El interno se lavaba las manos por tercera vez. No por higiene, sino por inquietud. Las manos seguían temblándole un poco.
—¿Y? ¿Cómo fue tu primer turno con la doctora Duarte? —preguntó Laura, que llevaba un tiempo haciendo su práctica profesional en el instituto, mientras se recogía el cabello en una cola perfecta.
Él dudó antes de responder.
—Es… distinta.
—¿Distinta cómo? ¿Como “genio excéntrico” o como “persona de la que tal vez deberíamos alejarnos lentamente”? —bromeó Arturo, un toxicólogo que andaba cortejando a Laura.
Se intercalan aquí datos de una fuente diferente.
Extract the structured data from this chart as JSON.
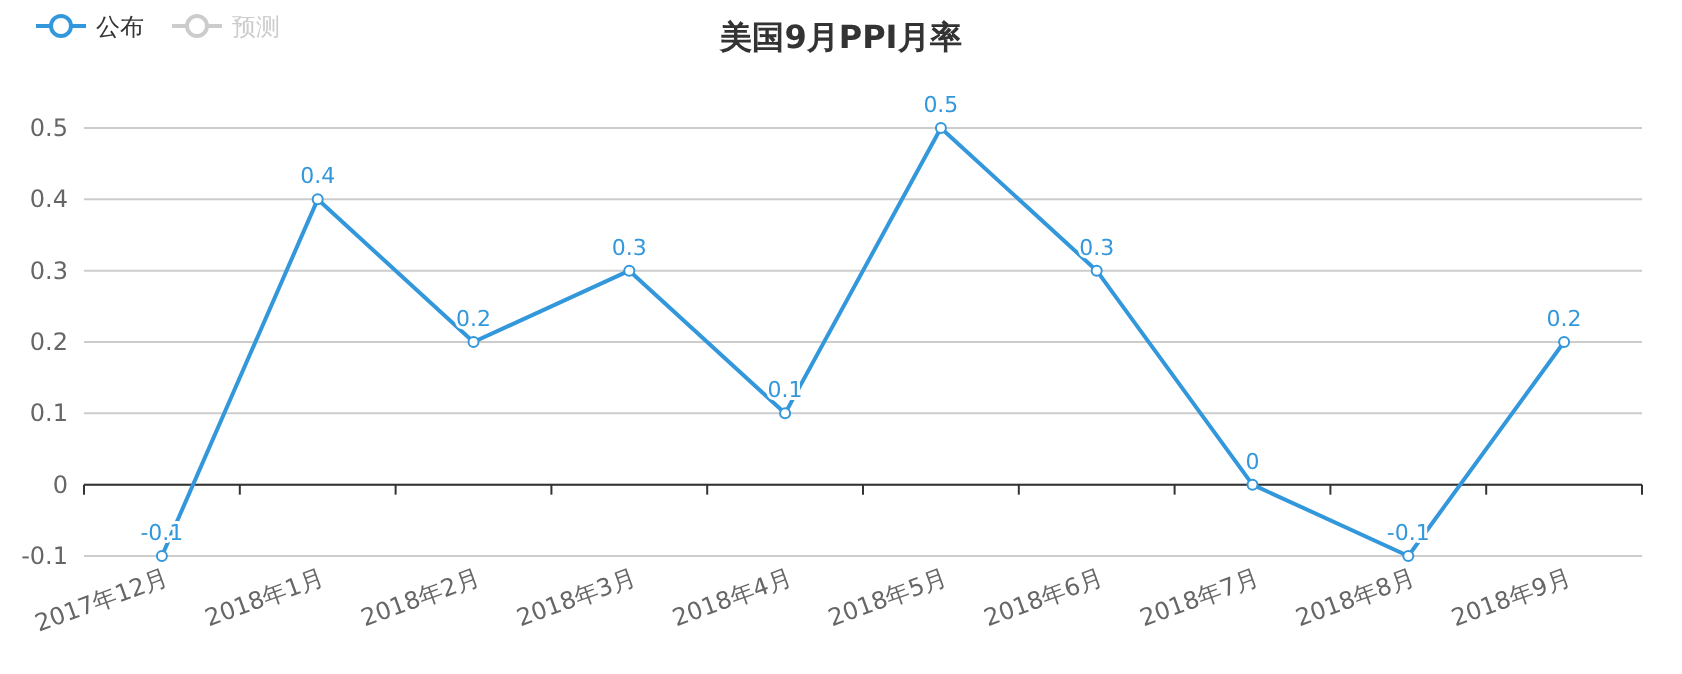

—No sé —dijo el interno, aún con el agua corriendo—. Tiene una forma de estar ahí… pero como si no estuviera. No reacciona como el resto. No muestra nada.
—¿Nada? —dijeron al unísono.
—Ni asco, ni lástima, ni interés por nosotros. Pero cuando abre un cuerpo, es como si entrara en un trance.
—Eso se llama ser buena en su trabajo —opinó Laura, encogiéndose de hombros.
—No, no lo digo por eso. Es otra cosa. Cierra los ojos cuando corta. No por impresión, sino como si disfrutara el sonido. Como si le gustara de verdad.
—¿Qué, el sonido de la piel abierta?
—Sí.
Silencio.
—Yo escuché un rumor —dijo Arturo en voz baja—. Que una vez se rió en medio de una autopsia. Estaba sola con el cadáver de una niña atropellada, y uno de los técnicos la escuchó reír. Como si le contaran un chiste privado.
—No inventes —recriminó Laura.
—Te digo lo que me contaron.
Laura cruzó los brazos.
—Puede tener rasgos psicopáticos. No todos los psicópatas son asesinos —aclaró el toxicólogo—. Hay funcionales. Altamente inteligentes, profesionales.
—Y muchos terminan en medicina —agregó el interno, más convencido de lo que proponía Arturo—. En cirugía… O forense.
El interno se secó las manos, pero no dijo más. Porque, en el fondo, también lo había sentido. Esa calma rara, ese placer inquietante, ese silencio alrededor de Mariana que no era profesionalismo.